A bikini is not the same as a niqab
Perusing Facebook recently, I stumbled across a cartoon that could be said to represent the relativist view of women’s rights. The cartoon was of two women, one of whom was dressed in a bikini while the other was wearing a niqab.
Looking over her shoulder at the women in the niqab, the western woman in the bikini is saying: “Everything covered but her eyes, what a cruel, male-dominated culture”. Turning to face the women in the bikini, the woman in the niqab returns the scornful look, and remarks: “Nothing covered but her eyes, what a cruel, male-dominated culture”.
At first glance, you might think the cartoon was trying to be subversive. All women are repressed, it seems to imply, it’s just that some women are repressed in more subtle ways than others. And to a point, that is undoubtedly true. In the west women still suffer discrimination, objectification and a shockingly high level of sexual assault. It is certainly not the time to start getting smug. But I can’t accept that it helps the victims of misogynist violence to draw a false equivalence between an item of clothing that women wear freely (a bikini) with one that is in some instances forced upon the wearer by men (a niqab). After all, no woman has yet been beaten up, imprisoned or raped for not wearing a bikini to the beach.
To point this out to most people would be uncontroversial. A woman walking around in a niqab in the UK may regrettably be subjected at times to racial abuse, but a woman dressed in revealing clothing runs a far greater risk of harassment, unwanted sexual advances and assaults due to the same attitudes that in other circumstances seek to shroud female flesh in niqabs and burkas – that is, a desire to assert control over female sexuality and repress it. Both women are more likely to suffer violence when they wear less, rather than when they cover up.
Hatred towards female sexuality is often directed at beautiful women precisely because they have the confidence to dress in a way that unapologetically expresses their sexuality. As a fellow Iranian protester warned Neda Agha-Soltan before she was tragically murdered by government thugs in 2009, “My girl, why don’t you dress a little bit more conservatively. They usually go after the beautiful ones, and you are a very pretty girl”. Such jealous hatreds can also, at times, be directed at men. Anyone who has ever attended a football match will have witnessed the overweight, balding middle-aged men hysterically shrieking “poofta” at virile young athletes in their prime. Again, the Ronaldos, Beckhams and Torres’s of the game almost always come in for the very worst of it.
What a cartoon like this demonstrates is that underneath a certain kind of supposedly emancipatory moral equivalence can reside more sordid motivations. If the message in the cartoon were really about the objectification of women, there would be little need to use a picture of an attractive, confident woman in a bikini. Why not instead use a picture of a woman suffering from an eating disorder?

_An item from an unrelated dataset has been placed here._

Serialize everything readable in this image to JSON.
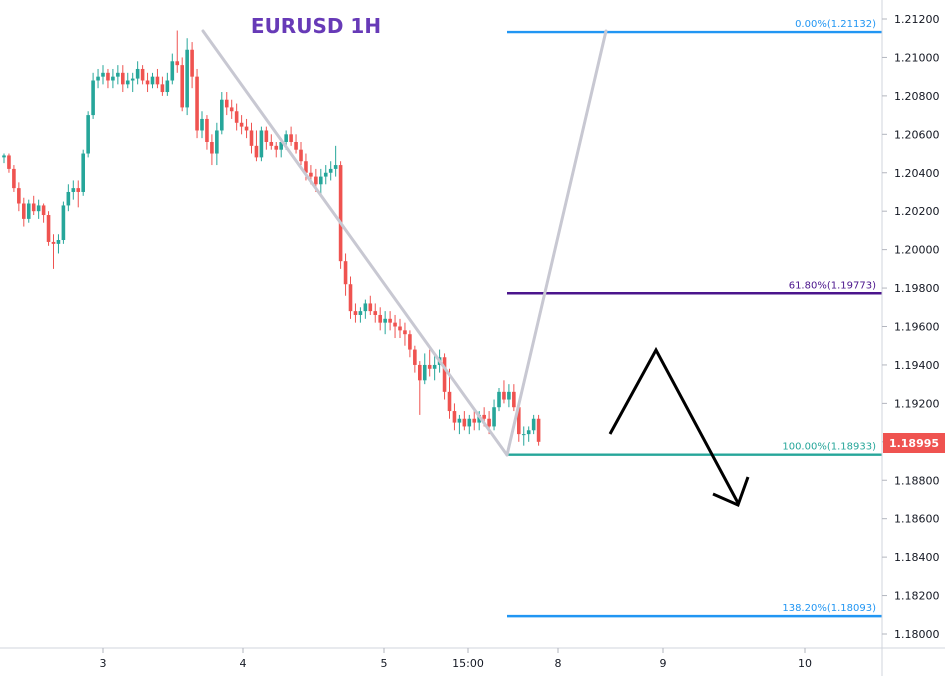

Rather, there is a suspicion that the idea of an attractive woman being secretly repressed because of her beauty is vaguely gratifying to those who consider looks to be insufficiently egalitarian. Women only dress in such and such a manner, so the logic goes, to impress men, because beauty itself, or our concept of it, is a social construct enforced on women by men. While I would not suggest that the objectification of women does not occur – it does, and is in large part dictated by what men consume – the underlying assumption here is that women couldn’t possibly be the sex hungry mammals us men are, as eager to lure a potential mate into the bedroom as the other half of humanity and often enjoying the validation they get from men finding them attractive. The “progressive” attitude in such matters views women as blithely floating through life being told what to say, do and wear by us men. This is, as always, down to the notion of “false consciousness”, which dictates that only a few are really enlightened enough to really see what’s going on.
Objectification of women (and increasingly men) in the west is real. However, the problem is not one of women dressing “provocatively” (to use a disturbing word with disturbing connotations), or that women are “dressing to impress men” (we all try to impress the opposite sex, we simply have different ways of going about it). The problem occurs when such objectification leads to a view of women which says that all that matters is a woman’s looks, rather than her intelligence, integrity and humanity.
Female sexuality can at times be subversive and powerful. It is for this reason that many men feel threatened by the presence of a woman expressing it. They feel that she has the greater degree of sexual choice and power so they try to control or dominate her. This is not, as some believe, confined strictly to the remnants of old-fashioned male sexism or the devout followers of monotheistic religion. Beauty and sexuality are a threat to orthodoxies of all stripes because they are an expression of our animalistic ancestry which cannot be levelled out or extinguished by force. Political creeds, however emancipatory their rhetoric, are also very often rationalisations of deeper emotional problems.